ESTÓRIAS DOS QUATRO VENTOS: O APITO DO TREM
ESTÓRIAS DOS QUATRO VENTOS: O APITO DO TREM
Rangel Alves da Costa*
Conto o que me contaram...
Dizem que lá nas distâncias dos caminhos, mais longe do que todas as léguas do olhar possam alcançar, havia um lugarejo pacato, de um povo humilde e trabalhador, distanciado do mundo como o doido é da razão, e cujo divertimento único, verdadeira fuga da rotina, era a chegada e a saída do trem.
Duas vezes ao dia, ao amanhecer e ao entardecer, o trem apitava distante e cortava aqueles caminhos igual cobra grande. Montanhoso que era o lugarejo, fincado entre elevações acinzentadas e pedregosas, nos seus lados abria a porta para o trem aparecer esperançoso bem na estrada de trilhos, surgindo primeiro os sons, depois a fumaça, para enfim sorrir com a cara enferrujada.

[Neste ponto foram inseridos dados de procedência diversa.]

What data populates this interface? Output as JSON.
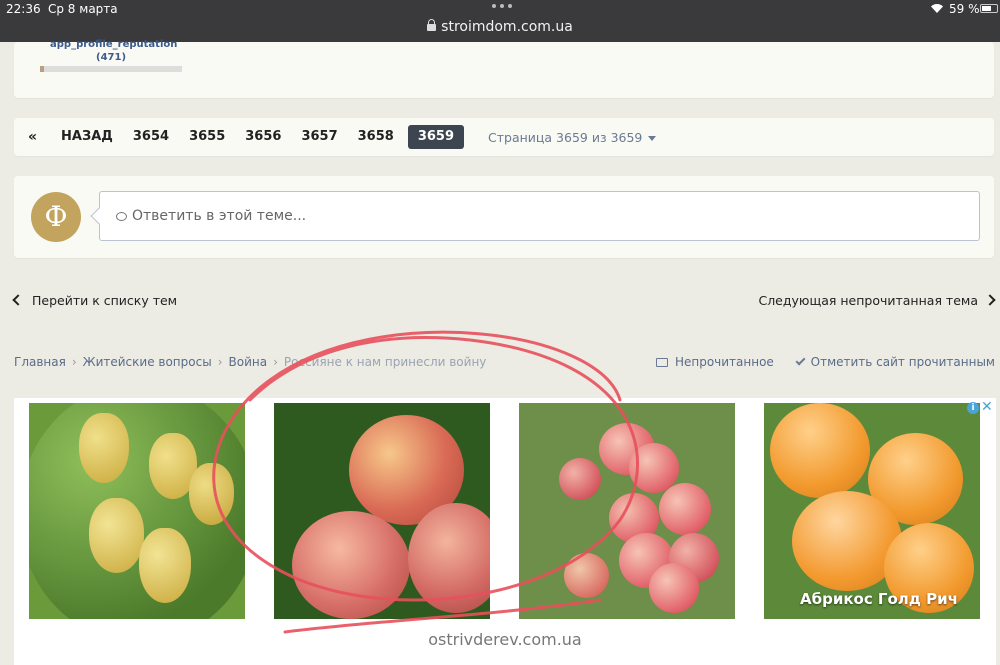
{
  "status_bar": {
    "time": "22:36",
    "date": "Ср 8 марта",
    "url": "stroimdom.com.ua",
    "battery": "59 %"
  },
  "reputation": {
    "label": "app_profile_reputation",
    "count": "(471)",
    "level_fraction": 0.03
  },
  "pagination": {
    "first": "«",
    "back": "НАЗАД",
    "pages": [
      "3654",
      "3655",
      "3656",
      "3657",
      "3658"
    ],
    "current": "3659",
    "page_info": "Страница 3659 из 3659"
  },
  "reply": {
    "avatar_letter": "Ф",
    "placeholder": "Ответить в этой теме..."
  },
  "navigation": {
    "prev": "Перейти к списку тем",
    "next": "Следующая непрочитанная тема"
  },
  "breadcrumb": {
    "items": [
      "Главная",
      "Житейские вопросы",
      "Война"
    ],
    "current": "Россияне к нам принесли войну",
    "unread": "Непрочитанное",
    "mark_read": "Отметить сайт прочитанным"
  },
  "ad": {
    "caption": "Абрикос Голд Рич",
    "domain": "ostrivderev.com.ua",
    "info": "i",
    "close": "✕",
    "images": [
      "pears",
      "peaches",
      "apples",
      "apricots"
    ]
  },
  "colors": {
    "accent_avatar": "#c2a45f",
    "active_page": "#3d4550",
    "link": "#5a6c8a",
    "annotation": "#e8505b"
  }
}
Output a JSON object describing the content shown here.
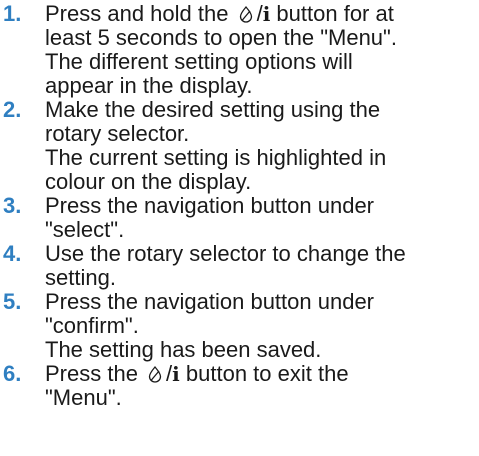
{
  "steps": [
    {
      "number": "1.",
      "lines": [
        {
          "pre": "Press and hold the ",
          "icon": "water-drop-icon",
          "after_icon": "/",
          "info": "i",
          "post": " button for at"
        },
        {
          "text": "least 5 seconds to open the \"Menu\"."
        },
        {
          "text": "The different setting options will"
        },
        {
          "text": "appear in the display."
        }
      ]
    },
    {
      "number": "2.",
      "lines": [
        {
          "text": "Make the desired setting using the"
        },
        {
          "text": "rotary selector."
        },
        {
          "text": "The current setting is highlighted in"
        },
        {
          "text": "colour on the display."
        }
      ]
    },
    {
      "number": "3.",
      "lines": [
        {
          "text": "Press the navigation button under"
        },
        {
          "text": "\"select\"."
        }
      ]
    },
    {
      "number": "4.",
      "lines": [
        {
          "text": "Use the rotary selector to change the"
        },
        {
          "text": "setting."
        }
      ]
    },
    {
      "number": "5.",
      "lines": [
        {
          "text": "Press the navigation button under"
        },
        {
          "text": "\"confirm\"."
        },
        {
          "text": "The setting has been saved."
        }
      ]
    },
    {
      "number": "6.",
      "lines": [
        {
          "pre": "Press the ",
          "icon": "water-drop-icon",
          "after_icon": "/",
          "info": "i",
          "post": " button to exit the"
        },
        {
          "text": "\"Menu\"."
        }
      ]
    }
  ],
  "colors": {
    "step_number": "#2f7fc1",
    "text": "#1a1a1a"
  }
}
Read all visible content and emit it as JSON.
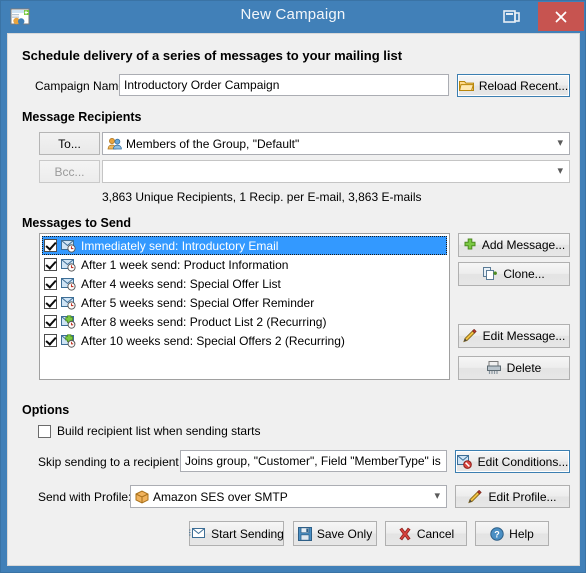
{
  "window": {
    "title": "New Campaign",
    "app_icon": "campaign-window-icon",
    "help_icon": "context-help-icon",
    "close_label": "×",
    "accent_color": "#4180b8",
    "close_color": "#c75450",
    "selection_color": "#3399ff",
    "body_color": "#f0f0f0"
  },
  "heading": "Schedule delivery of a series of messages to your mailing list",
  "campaign": {
    "name_label": "Campaign Name:",
    "name_value": "Introductory Order Campaign",
    "name_placeholder": "",
    "reload_label": "Reload Recent...",
    "reload_icon": "open-folder-icon"
  },
  "recipients": {
    "group_title": "Message Recipients",
    "to_button": "To...",
    "to_value": "Members of the Group, \"Default\"",
    "to_icon": "group-users-icon",
    "bcc_button": "Bcc...",
    "bcc_value": "",
    "summary": "3,863 Unique Recipients,  1 Recip. per E-mail,  3,863 E-mails"
  },
  "messages": {
    "group_title": "Messages to Send",
    "items": [
      {
        "checked": true,
        "label": "Immediately send: Introductory Email",
        "icon": "scheduled-email-icon",
        "selected": true
      },
      {
        "checked": true,
        "label": "After  1 week send: Product Information",
        "icon": "scheduled-email-icon",
        "selected": false
      },
      {
        "checked": true,
        "label": "After 4 weeks send: Special Offer List",
        "icon": "scheduled-email-icon",
        "selected": false
      },
      {
        "checked": true,
        "label": "After 5 weeks send: Special Offer Reminder",
        "icon": "scheduled-email-icon",
        "selected": false
      },
      {
        "checked": true,
        "label": "After 8 weeks send: Product List 2 (Recurring)",
        "icon": "recurring-email-icon",
        "selected": false
      },
      {
        "checked": true,
        "label": "After  10 weeks send: Special Offers 2 (Recurring)",
        "icon": "recurring-email-icon",
        "selected": false
      }
    ],
    "buttons": {
      "add": "Add Message...",
      "add_icon": "green-plus-icon",
      "clone": "Clone...",
      "clone_icon": "copy-pages-icon",
      "edit": "Edit Message...",
      "edit_icon": "pencil-icon",
      "delete": "Delete",
      "delete_icon": "shredder-icon"
    }
  },
  "options": {
    "group_title": "Options",
    "build_list_label": "Build recipient list when sending starts",
    "build_list_checked": false,
    "skip_label": "Skip sending to a recipient if:",
    "skip_value": "Joins group, \"Customer\", Field \"MemberType\" is \"CUSTO",
    "edit_conditions_label": "Edit Conditions...",
    "edit_conditions_icon": "conditions-deny-icon",
    "profile_label": "Send with Profile:",
    "profile_value": "Amazon SES over SMTP",
    "profile_icon": "package-box-icon",
    "edit_profile_label": "Edit Profile...",
    "edit_profile_icon": "pencil-icon"
  },
  "footer": {
    "start_label": "Start Sending",
    "start_icon": "send-email-icon",
    "save_label": "Save Only",
    "save_icon": "floppy-disk-icon",
    "cancel_label": "Cancel",
    "cancel_icon": "red-x-icon",
    "help_label": "Help",
    "help_icon": "question-circle-icon"
  }
}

Na pequena estação, que constava de uma tímida construção de dois vãos e mais local adequado para aguardar a chegada ou o momento da partida, bem como para subir ou descer dos vagões, o clima era de permanente aflição. E aflição da espera, de ver o trem apitando e parando ali, os vagões se abrindo e os rostos surgindo. Será que ele vem, será que dessa vez ela veio?
E aflição também nos momentos que antecediam os embarques. Famílias chorosas, mães, pais e irmãos se abraçando; namoradas em prantos, enxugando seus prantos em lencinhos brancos que mais tarde serviriam ainda para o tristonho aceno do adeus; pessoas que simplesmente estavam por ali tristonhas, nem esperando embarque nem desembarque, mas apenas para acompanhar a vida angustiosa na pequena estação.
Mas dizem que havia por ali uma mulher que há mais de vinte anos, todos os dias e nos dois horários da passagem do trem, jamais deixava de estar de prontidão mirando ansiosa a curva do trem, assim que o apito soava e a fumaça ganhava os céus. Era triste, lamentável demais, todos os dias ver aquela mulher com aquele destino de esperar sem que ninguém descesse de um vagão e lhe desse um abraço.
Todos os dias a pobre mulher fazia o mesmo percurso, cumpria o mesmo destino dos infinitamente esperançosos. Que chovesse ou fizesse sol, quando o relógio se aproximava de determinadas horas, lá seguia ela com seu lenço na cabeça e outro numa mão, pois na outra levava uma pequena fotografia. Seguia entristecida, cabisbaixa, passos lentos, e ao chegar ficava sentada num velho banco abandonado na lateral da estação.
Ao apito do trem levantava, procurava se ajeitar e se dirigia para mais próximo do local de desembarque. Os olhos ficavam ansiosos, aflitos, avermelhados, e depois se comprimiam lentamente já tomados de lágrimas. E no semblante a dor, o sofrimento, a tristeza já envelhecida demais.
O seu filho partiu ainda jovem e um dia escreveu uma carta dizendo que voltaria, que colocaria os pés novamente naquela estação, que chegaria junto ao apito do trem. Mas já havia morrido. Mas continuava vivo para a mãe que todos os dias ia esperá-lo naquela estação.